Not only does it make it much easier to connect with one another, it is really useful to take time out and reflect on ones personal experiences out loud together with others. It helps putting a lot of things in perspectives and deepens one’s understanding of one’s own work, motivations, problems etc.
@Inge, @Vahagn, @Noemi, @Sam Muirhead, @saidhamideh, @Daniel Vaarik, @Dorotea … What say you guys we set a good example and introduce ourselves properly to the rest of the community here? I will do the same. I had put one up a while ago but ALOT has happened since then
good idea, I will
Good Idea, I’ll post my introduction soon !

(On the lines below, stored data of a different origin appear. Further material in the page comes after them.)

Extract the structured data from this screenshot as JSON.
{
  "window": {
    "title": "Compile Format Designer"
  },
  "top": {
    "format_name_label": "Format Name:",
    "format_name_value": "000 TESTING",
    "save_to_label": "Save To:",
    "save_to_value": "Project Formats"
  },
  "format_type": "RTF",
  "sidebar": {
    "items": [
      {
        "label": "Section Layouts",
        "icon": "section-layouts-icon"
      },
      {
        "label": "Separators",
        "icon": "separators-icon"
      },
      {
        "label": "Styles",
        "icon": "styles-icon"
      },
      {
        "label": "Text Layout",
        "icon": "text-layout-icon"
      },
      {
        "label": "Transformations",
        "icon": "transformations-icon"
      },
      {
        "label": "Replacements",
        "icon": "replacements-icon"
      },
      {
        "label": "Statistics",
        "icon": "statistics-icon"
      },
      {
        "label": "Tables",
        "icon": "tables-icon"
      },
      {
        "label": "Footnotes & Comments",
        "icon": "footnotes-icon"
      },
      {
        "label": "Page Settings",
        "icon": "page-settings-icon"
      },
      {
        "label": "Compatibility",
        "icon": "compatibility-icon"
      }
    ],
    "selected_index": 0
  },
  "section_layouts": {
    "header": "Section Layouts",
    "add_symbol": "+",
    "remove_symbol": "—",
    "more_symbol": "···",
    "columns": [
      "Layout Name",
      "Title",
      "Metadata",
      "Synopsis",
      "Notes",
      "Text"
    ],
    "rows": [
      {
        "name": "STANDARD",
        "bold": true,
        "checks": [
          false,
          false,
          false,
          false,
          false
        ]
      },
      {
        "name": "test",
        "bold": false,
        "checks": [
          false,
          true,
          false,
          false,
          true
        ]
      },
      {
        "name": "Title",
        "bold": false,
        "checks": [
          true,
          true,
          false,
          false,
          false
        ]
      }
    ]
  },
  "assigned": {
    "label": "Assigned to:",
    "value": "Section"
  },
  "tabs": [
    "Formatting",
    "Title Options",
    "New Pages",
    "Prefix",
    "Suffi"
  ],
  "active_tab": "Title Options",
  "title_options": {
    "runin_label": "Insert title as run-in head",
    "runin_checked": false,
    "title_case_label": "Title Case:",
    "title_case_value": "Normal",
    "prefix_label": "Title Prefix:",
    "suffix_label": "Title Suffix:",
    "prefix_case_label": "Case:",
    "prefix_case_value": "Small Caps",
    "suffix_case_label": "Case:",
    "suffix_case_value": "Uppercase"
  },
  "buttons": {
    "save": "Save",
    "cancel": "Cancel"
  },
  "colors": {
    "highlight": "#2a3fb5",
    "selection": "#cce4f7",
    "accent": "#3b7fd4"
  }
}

I met temporarily wheelchaired Nadia who was furiously typing away on her laptop and Alberto who was explaining network theory in fairly human terms to anyone who cared to listen at a seminar in Sweden about a year ago. I myself was there to talk about United Estonia, one crazy experiment back in 2010 that involved a fake political movement in Estonia and taking thousands to a fake party conference. It was a good seminar, with lots of good people including Dougald Hine who talked about the endangered future of work for example. Before the day was over, I was pretty much drawn to the idea to join these insane guys at Edgeryders in one or another form.
There is something interesting about edges. In Estonia there is a small group of people called Seto. Their historic area is cut in two by the Estonian-Russian border, making this ethnic group one of the easternmost ethnic groups of Europe and one of the westernmost ethnic groups of Russia. Some say that even their name means “neither this nor that”. Anyway, since most of my ancestors come from Seto people, I have a specific relationship with the idea of the edge. It has driven me to study cultural processes on the edges and there is no question to me that the edges are where the change happens.
My background is in media and communications. For several years I headed Estonian government’s communication efforts as the director of the Government Bureau of Communication. Later I became the CEO of Tallinn office of an international communications company, the role which included a lot of activities in three Baltic countries of Estonia, Latvia and Lithuania. Somewhere around 2008 I started to tilt heavily towards civil society activities, I quit my job and created a social-political blog called Memokraat. Although I do advise also commercial clients today, I also spend a big chunk of my time on voluntary activities.
If that all sounds too official, then scrap it, the main thing is that I would be happy to join in if you need to talk to someone about making your messages heard better.